Опять прошел день. Как быстро и как опять бесплодно!
[На этой записи кончаются деревенские записи Бунина, находящиеся в архиве. Дневник его с записями от 2 августа 1917 года до мая 1918 попал каким-то образом в Сибирь и отрывки из него были опубликованы в «Новом мире», Москва (10/1965, стр. 213–221), но среди напечатанного нет записей после 21 ноября 1917 года.
25 июля 1917 года Бунин в письме Нилусу писал, между прочим, следующее:]
[…] Добрых и бодрых настроений твоих не разделяю. В будущем, конечно, лучше будет — и относительно, и безотносительно, но кто же вернет мне прежнее отношение к человеку? Отношение это стало гораздо хуже — и это уже непоправимо.

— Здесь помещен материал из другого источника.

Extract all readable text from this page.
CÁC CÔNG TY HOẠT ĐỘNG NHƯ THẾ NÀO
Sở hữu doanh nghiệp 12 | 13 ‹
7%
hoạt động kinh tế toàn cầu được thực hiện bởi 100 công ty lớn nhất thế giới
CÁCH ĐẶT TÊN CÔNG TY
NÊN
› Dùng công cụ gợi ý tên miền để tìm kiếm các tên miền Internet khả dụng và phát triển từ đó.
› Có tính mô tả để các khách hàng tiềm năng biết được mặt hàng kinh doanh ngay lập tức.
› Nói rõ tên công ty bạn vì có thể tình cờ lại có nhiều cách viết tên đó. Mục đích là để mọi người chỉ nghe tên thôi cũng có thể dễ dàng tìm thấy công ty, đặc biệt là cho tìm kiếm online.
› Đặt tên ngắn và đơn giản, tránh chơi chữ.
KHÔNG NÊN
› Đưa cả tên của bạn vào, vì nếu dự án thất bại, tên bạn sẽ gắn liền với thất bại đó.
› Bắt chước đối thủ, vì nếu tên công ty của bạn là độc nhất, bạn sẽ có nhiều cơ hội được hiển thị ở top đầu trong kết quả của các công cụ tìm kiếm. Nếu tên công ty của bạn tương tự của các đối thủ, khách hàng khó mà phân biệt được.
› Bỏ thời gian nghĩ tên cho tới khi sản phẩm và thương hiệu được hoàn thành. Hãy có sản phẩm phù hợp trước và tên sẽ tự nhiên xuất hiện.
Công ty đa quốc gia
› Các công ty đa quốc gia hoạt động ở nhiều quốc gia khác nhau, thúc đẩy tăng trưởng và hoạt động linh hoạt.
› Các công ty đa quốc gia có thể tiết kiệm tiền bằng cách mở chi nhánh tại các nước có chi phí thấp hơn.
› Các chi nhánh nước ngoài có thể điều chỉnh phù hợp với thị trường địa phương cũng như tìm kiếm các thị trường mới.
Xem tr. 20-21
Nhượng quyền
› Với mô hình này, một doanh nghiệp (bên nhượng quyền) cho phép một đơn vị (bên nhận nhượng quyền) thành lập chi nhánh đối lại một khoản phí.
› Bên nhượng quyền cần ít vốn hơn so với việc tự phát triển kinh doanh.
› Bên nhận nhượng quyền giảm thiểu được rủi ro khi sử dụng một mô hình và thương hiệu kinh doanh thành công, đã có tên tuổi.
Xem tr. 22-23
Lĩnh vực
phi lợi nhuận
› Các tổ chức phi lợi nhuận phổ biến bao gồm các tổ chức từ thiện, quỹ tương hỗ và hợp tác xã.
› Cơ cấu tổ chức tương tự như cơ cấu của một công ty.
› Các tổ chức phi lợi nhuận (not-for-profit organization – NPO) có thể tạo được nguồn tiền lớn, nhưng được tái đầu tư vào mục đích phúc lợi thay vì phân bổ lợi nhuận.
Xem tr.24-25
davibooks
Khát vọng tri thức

До ярости, до боли кровной обиды отравляемся каждый день газетами. Порою прямо невыносима жизнь и здесь. […]
[В письме от 7 октября он пишет:]
[…] прости, что так мало и редко пишу, — скверно себя чувствую, примотаны нервы всем, что творится, до-нельзя, а тут еще новая беда — болен Юлий Алексеевич (которого ты вообще не узнал бы теперь, — так он постарел, ослабел, изменился). […] — думаю, что это неизлечимо, и полон самых ужасных ожиданий. […]
Пока сидим в деревне. Скверно и жутко порой, но что делать! В Москву хотим поехать к концу октября. […]
[16 октября Бунин все еще из деревни пишет Нилусу:]
[…] В Одессу на зиму? И это серьезно? Но, дорогой, где-же там жить, что есть? (Хотя я, вообще, не понимаю — где мы будем жить и что будем есть! Серьезно — трагическое положение!). […]
В деревне невыносимо и оч[ень] жутко.
[В деревне Бунины оставались до конца октября. В дневничке Веры Николаевны сказано:]
22 октября: Первое известие о погромах за Предтечевым. […] Волнение среди местной интеллигенции. Сборы.
[23 октября Бунин навсегда покидает родные места. Конспект Веры Ник.:]
Бегство на заре в тумане. Пленные. Последний раз Глотово, Озерки, Большая дорога… Бабы: «войну затеяли империалисты». Бешеная езда. Рассыпалось колесо. Семь верст пешком в валенках и шубах. Елец. Ни единой комнаты ни в одной гостинице.
[В Ельце Бунины пробыли до 25 октября (остановившись у Борченко), в Москву выехали 25-го. «Отъезд в I классе, — записано у В. Н., - мы — втроем и Орлов. Солдаты в проходах. Отношение не вражд[ебное]».
В открытке от 7 ноября 1917 года Бунин сообщает Нилусу:]
Мы с 26-го Окт. в Москве. Живы, здоровы. Адрес: Москва, Поварская, 26, кв. 2. […]
[В дневничке В. Н. за конец ноября записано:]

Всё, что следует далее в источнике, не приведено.